The ClpXP protease is a significant player in mitochondrial protein quality control in mammals. When ClpXP function is compromised, it can result in the accumulation of damaged proteins and mitochondrial malfunctions. These issues are believed to be potential causes of neurodegenerative diseases and aging. Having such a variety of Clp complexes, the insight of the ClpX assembly is crucial to identify any detrimental damages in humans for long term issues or term. Having a common ancestor with mice allows for future studies to be developed in understanding this enzyme.

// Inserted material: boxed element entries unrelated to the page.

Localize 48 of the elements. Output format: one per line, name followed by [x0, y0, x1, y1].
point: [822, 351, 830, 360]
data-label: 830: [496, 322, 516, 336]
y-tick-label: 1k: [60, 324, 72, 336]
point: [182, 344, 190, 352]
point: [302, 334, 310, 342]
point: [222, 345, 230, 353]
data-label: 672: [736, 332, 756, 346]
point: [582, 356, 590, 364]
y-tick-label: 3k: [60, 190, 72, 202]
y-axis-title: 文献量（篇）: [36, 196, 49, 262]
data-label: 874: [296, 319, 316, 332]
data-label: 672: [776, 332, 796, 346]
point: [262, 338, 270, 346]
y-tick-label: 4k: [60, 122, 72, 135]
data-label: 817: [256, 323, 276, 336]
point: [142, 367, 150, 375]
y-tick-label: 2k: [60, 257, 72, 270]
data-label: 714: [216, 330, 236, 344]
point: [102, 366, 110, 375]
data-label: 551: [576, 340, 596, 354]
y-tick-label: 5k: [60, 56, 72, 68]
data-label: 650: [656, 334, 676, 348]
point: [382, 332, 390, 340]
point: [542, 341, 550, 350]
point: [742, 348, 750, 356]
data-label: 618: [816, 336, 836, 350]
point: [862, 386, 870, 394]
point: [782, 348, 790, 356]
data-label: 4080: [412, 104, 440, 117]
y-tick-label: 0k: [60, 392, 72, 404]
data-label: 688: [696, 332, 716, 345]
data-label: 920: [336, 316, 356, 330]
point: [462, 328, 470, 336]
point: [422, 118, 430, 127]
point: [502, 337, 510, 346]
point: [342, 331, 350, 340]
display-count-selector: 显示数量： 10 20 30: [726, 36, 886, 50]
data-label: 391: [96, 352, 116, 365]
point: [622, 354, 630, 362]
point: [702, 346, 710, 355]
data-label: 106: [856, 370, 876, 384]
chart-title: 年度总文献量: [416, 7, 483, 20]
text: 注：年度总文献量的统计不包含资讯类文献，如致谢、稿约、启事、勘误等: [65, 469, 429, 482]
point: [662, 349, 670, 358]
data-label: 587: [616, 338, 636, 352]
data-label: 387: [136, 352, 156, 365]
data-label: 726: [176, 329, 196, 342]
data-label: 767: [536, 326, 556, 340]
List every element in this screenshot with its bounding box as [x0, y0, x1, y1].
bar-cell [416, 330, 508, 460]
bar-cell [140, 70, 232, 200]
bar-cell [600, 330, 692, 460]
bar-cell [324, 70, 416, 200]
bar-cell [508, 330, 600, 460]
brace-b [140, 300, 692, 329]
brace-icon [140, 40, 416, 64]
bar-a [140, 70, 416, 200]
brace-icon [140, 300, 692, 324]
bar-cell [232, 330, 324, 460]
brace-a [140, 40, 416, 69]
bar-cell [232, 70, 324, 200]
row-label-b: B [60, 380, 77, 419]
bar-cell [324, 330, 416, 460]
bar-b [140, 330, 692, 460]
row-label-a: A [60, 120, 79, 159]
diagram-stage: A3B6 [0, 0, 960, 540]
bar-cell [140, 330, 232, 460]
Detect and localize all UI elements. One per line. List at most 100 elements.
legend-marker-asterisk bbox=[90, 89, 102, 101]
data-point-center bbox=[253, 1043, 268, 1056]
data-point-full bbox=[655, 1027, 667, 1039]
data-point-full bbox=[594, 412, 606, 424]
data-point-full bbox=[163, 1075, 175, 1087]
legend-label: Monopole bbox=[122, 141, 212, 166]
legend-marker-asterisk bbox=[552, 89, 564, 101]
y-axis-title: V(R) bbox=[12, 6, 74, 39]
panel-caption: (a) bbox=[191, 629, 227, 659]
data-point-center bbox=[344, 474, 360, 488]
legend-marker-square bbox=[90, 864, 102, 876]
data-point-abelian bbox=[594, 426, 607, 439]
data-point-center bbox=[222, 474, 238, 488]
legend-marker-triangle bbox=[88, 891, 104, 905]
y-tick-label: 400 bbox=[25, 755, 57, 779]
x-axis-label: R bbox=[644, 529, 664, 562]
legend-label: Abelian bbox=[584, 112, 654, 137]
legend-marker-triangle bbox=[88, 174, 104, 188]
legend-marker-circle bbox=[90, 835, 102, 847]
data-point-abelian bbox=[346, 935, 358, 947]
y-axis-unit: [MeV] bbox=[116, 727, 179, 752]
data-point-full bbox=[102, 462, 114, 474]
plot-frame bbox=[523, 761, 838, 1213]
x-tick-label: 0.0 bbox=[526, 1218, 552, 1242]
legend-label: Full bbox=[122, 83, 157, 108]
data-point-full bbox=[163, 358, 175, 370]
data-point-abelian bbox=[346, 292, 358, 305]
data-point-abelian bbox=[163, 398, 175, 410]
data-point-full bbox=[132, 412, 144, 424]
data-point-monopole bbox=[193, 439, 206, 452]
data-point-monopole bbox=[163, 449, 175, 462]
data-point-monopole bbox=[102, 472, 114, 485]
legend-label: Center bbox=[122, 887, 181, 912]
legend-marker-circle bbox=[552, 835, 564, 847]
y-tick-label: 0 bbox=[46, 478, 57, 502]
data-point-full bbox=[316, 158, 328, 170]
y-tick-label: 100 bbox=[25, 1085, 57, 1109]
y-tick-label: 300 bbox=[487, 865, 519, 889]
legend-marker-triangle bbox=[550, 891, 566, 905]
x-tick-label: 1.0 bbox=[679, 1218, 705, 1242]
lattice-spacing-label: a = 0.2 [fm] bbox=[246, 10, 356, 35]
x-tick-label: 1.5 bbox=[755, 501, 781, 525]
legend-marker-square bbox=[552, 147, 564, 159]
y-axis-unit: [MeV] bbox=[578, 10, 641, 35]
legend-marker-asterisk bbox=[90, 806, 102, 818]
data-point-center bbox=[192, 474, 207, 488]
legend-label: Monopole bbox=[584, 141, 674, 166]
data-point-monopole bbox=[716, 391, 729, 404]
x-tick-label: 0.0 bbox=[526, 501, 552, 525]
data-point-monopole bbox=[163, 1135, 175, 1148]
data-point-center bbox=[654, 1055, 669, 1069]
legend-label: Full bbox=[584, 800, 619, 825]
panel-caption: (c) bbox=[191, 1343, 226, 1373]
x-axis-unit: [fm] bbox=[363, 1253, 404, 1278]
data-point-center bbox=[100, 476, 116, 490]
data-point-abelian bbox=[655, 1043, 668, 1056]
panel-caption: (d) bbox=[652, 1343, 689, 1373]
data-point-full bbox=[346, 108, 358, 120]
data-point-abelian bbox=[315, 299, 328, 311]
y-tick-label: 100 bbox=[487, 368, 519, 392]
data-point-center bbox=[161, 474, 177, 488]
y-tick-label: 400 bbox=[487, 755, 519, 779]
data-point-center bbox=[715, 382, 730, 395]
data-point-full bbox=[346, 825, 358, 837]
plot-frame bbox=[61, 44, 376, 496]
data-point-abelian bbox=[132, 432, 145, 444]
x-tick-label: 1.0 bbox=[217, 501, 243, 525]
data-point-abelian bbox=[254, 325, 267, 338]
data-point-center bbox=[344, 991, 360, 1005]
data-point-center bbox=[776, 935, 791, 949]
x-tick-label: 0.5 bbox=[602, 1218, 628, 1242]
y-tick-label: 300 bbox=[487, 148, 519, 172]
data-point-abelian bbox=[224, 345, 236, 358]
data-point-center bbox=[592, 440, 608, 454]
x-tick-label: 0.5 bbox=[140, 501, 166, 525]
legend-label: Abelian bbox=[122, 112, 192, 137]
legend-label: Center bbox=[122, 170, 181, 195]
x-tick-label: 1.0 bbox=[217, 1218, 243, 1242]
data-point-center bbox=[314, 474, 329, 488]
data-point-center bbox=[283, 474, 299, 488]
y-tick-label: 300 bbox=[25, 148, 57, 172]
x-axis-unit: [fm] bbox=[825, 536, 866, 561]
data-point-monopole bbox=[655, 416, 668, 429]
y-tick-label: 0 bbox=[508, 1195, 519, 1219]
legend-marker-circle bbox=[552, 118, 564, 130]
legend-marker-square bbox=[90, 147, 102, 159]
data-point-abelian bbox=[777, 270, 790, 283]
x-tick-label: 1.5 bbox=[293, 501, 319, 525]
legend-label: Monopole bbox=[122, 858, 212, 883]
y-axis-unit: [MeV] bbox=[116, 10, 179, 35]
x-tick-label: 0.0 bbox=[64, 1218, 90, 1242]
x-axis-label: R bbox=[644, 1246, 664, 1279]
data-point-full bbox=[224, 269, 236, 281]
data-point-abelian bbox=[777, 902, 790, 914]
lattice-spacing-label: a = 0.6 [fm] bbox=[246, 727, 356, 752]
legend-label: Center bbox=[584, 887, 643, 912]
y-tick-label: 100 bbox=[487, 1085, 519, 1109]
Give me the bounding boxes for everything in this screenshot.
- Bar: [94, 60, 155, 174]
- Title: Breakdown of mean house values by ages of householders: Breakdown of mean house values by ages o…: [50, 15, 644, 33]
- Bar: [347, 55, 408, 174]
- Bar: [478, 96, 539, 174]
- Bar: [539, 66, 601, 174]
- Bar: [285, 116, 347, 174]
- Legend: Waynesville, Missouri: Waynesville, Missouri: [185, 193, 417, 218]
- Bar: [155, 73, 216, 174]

Through extensive research of E.coli with correlation to ClpXp, research on Mycobacterium tuberculosis took place. The data revealed that ClpX participates in DNA replication and identify the first activator of ClpXp in mycobacteria as well. This knowledge correlates with research of when ClpX is inhibited, the bacterium became more susceptible to antibiotics. This suggests that targeting ClpX could be a strategy for overcoming antibiotic resistance in bacterial infections in this research. However, the research is ongoing and more definitive results are needed to take place.